Deux nouveaux genres vont alors émerger à cette époque, le vaudeville et le mélo mondain (dont Je suis à prendre, le classique de Francis Leroi, avec Brigitte Lahaie, qui allait devenir l’égérie de toute une génération). Et c’est bien les actrices qui vont devenir la principale attraction de ces films, l’homme instrumentalisé, étant réduit à sa fonction la plus primaire. Ultime conséquence d’un genre qui, à l’époque, est quasi exclusivement masculin. Le X devient une sorte de stéréotype, et n’existe plus que dans sa réalité économique et industrielle : les films commencent à être tourné à la chaîne, avec le même type de plans, le même type d’enchainements et de positions. Cela révèle un état de fait, tant en terme de production que d’exploitation : malgré la crise provoquée par la censure, les chiffres impressionnent encore par leur ampleur. Et pourtant, bien loin de se perdre dans ses propres méandres, c’est à la fin de cette décennie semée d’embuches que le X tente de se réinventer. Pas évident…

Toujours prêts…

A partir de là, il va devenir légitime d’établir un parallèle entre le X et le fantastique, même si son irréalisme rejoint plutôt le merveilleux.

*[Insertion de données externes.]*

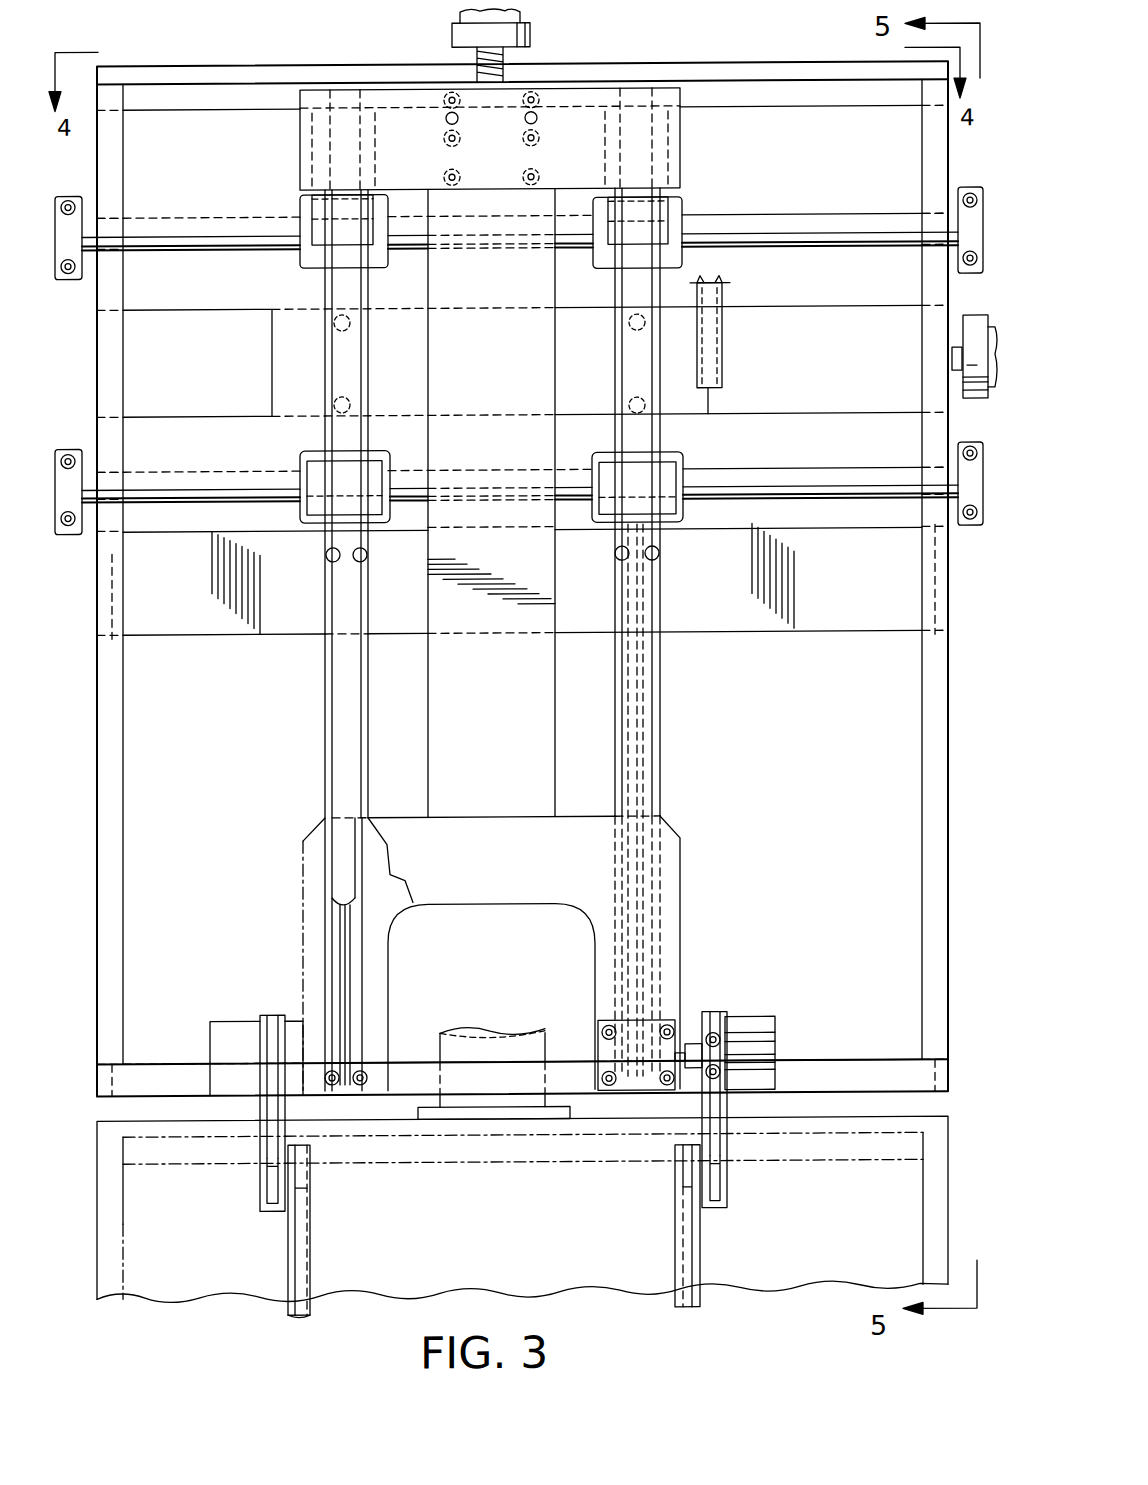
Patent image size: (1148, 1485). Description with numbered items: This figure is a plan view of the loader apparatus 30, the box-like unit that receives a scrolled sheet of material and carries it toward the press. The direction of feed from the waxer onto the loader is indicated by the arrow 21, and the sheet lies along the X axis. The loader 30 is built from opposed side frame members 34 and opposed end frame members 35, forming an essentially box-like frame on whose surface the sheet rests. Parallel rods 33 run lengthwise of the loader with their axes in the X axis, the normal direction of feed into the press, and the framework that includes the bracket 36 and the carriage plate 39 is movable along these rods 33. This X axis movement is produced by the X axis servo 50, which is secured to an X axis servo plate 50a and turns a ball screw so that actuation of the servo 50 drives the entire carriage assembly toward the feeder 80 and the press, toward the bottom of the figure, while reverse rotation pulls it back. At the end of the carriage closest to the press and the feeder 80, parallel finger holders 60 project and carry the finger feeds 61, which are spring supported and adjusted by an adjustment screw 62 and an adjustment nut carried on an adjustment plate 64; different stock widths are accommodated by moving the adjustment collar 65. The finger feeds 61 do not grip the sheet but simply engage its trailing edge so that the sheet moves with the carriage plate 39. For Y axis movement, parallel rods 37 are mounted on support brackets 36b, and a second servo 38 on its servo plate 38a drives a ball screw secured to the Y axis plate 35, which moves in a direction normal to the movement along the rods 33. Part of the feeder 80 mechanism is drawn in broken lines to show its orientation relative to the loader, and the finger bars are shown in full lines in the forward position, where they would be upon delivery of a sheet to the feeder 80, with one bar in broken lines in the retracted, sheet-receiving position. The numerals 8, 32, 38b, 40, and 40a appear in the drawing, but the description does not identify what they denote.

The base plate 8 is at (310, 1234).
The arrow 21 is at (85, 760).
The loader apparatus 30 is at (345, 55).
The upper guide clamp 32 is at (300, 209).
The parallel rods 33 is at (340, 770).
The side frame member 34 is at (932, 808).
The end frame member 35 is at (745, 68).
The bracket 36 is at (682, 164).
The support bracket 36b is at (72, 197).
The parallel rods 37 is at (810, 223).
The second servo 38 is at (997, 410).
The servo plate 38a is at (973, 327).
The sensor actuator 38b is at (952, 370).
The carriage plate 39 is at (325, 295).
The stop member 40 is at (752, 406).
The stop pin 40a is at (628, 326).
The X axis servo 50 is at (530, 15).
The X axis servo plate 50a is at (530, 42).
The finger holder 60 is at (258, 1182).
The finger feed 61 is at (270, 1198).
The adjustment screw 62 is at (767, 1063).
The adjustment plate 64 is at (273, 1215).
The adjustment collar 65 is at (688, 1041).
The feeder 80 is at (296, 1324).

Comme un récit féérique, un film X se déroule dans un univers différent du nôtre, obéissant à d’autres lois … Les hommes comme les femmes sont toujours disponibles, consentants, performants et sans condition. Dans ce monde, qu’on aimerait tous connaître, pas de problème de tempérament, d’humeur, de compatibilité, de bonne ou de mauvaise disposition. Prenons pour exemple La rabatteuse. Notre dévouée Brigitte – encore elle – reçoit la tâche de « rabattre », donc, pour les plaisirs du meilleur ami de son amant, des jeunes femmes, et ceci tous les soirs. Non seulement elle accepte sans sourciller cette fonction pour le moins inhabituelle, mais surtout elle réussit à convaincre toutes ces demoiselles, parfaites inconnues, désignée à elle par l’heureux bénéficiaire. On croit rêver ! On en rêve…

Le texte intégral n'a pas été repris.